Si le gouvernement veut vraiment prôner la réconciliation, il doit laisser chacun  se souvenir, et commémorer les siens, et les enterrer dans la dignité. C’est la seule façon de construire un Rwanda que nous voulons, un pays où hutu et tutsi vivrons côte à côte pacifiquement ».

Quel message aux autres rescapés ?

« J’aimerais leur dire qu’il est important de commémorer les leurs, sans toutefois oublier qu’il y a aussi les autres victimes assassinées pour ceux qu’elles étaient » souligne-t-il, et s’offusque de se voir imposer de se taire, de ravaler sa colère alors que sa famille a été décimée presque entièrement.

Patrick évoque « Igisobanuro cy’urupfu » (explication de la mort), la chanson de l’artiste emprisonné Kizito Mihigo, comme un requiem réconciliateur, un message dont chaque rwandais devrait s’inspirer afin de retrouver l’unité d’une société rwandaise déchirée par des décennies de violences meurtrières politico-ethniques.

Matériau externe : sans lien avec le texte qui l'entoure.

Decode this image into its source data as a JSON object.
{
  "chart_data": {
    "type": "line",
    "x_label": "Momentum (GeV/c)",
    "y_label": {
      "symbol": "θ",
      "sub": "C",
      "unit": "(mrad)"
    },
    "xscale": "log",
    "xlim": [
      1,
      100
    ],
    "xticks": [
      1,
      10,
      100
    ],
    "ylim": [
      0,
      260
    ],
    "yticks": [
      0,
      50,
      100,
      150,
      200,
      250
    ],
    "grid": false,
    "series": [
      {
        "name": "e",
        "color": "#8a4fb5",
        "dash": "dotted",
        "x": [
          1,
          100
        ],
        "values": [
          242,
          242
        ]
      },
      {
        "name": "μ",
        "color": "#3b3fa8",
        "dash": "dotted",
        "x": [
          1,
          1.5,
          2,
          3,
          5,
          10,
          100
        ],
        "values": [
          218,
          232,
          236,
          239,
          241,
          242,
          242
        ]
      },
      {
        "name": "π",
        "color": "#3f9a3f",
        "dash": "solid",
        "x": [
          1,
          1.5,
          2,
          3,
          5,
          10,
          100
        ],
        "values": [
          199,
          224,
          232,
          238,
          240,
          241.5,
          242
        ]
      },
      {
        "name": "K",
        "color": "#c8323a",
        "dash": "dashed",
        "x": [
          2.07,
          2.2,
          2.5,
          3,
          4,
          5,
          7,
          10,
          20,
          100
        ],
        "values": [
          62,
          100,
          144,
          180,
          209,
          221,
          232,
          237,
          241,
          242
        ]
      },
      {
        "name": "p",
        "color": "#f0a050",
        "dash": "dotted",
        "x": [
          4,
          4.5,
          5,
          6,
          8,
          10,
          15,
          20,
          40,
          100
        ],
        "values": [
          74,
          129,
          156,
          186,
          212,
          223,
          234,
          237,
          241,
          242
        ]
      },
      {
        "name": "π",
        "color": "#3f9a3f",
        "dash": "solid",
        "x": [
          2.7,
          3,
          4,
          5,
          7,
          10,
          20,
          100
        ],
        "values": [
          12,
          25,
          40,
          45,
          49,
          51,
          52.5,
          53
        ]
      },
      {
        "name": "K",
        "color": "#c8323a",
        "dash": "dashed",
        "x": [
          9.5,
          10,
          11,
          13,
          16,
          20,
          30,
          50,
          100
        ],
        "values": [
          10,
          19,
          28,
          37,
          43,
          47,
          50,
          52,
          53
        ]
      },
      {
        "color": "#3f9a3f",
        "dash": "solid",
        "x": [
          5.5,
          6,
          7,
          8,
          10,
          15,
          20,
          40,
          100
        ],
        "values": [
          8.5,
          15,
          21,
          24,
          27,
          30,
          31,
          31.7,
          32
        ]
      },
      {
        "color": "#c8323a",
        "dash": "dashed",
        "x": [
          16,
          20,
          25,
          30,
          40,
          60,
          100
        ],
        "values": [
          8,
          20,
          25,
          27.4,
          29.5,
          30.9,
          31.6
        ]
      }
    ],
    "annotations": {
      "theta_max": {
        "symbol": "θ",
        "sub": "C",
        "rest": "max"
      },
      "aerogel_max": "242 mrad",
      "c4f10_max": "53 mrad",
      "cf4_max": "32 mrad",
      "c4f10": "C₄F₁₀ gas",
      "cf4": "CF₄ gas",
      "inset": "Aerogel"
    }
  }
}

« Nous commémorons les nôtres, victimes du génocide contre les tutsi, mais il y a aussi les autres personnes, victimes de la barbarie, ou mortes dans les autres circonstances qui n’ont pas été qualifiées de génocide » c’est le message principal de la chanson « Igisobanuro cy’urupfu » de Kizito Mihigo.

Même si la chanson a été censurée au Rwanda, Patrick trouve qu’il est courageux pour un rescapé tutsi comme Kizito, de produire une chanson qui évoque toutes les victimes de la tragédie rwandaise dont celles dont le régime actuel ne veut pas entendre parler. Patrick affirme que si tout le monde adhère à cette vision, on aboutira à l’unité du peuple rwandais et une véritable réconciliation.

« Il y a des génocides qui ont été reconnus 70 ans après, nous aussi nous gardons l’espoir que tôt ou tard, notre souffrance sera reconnue, et on n’aura le droit de commémorer les nôtres en paix.» conclu-t-il.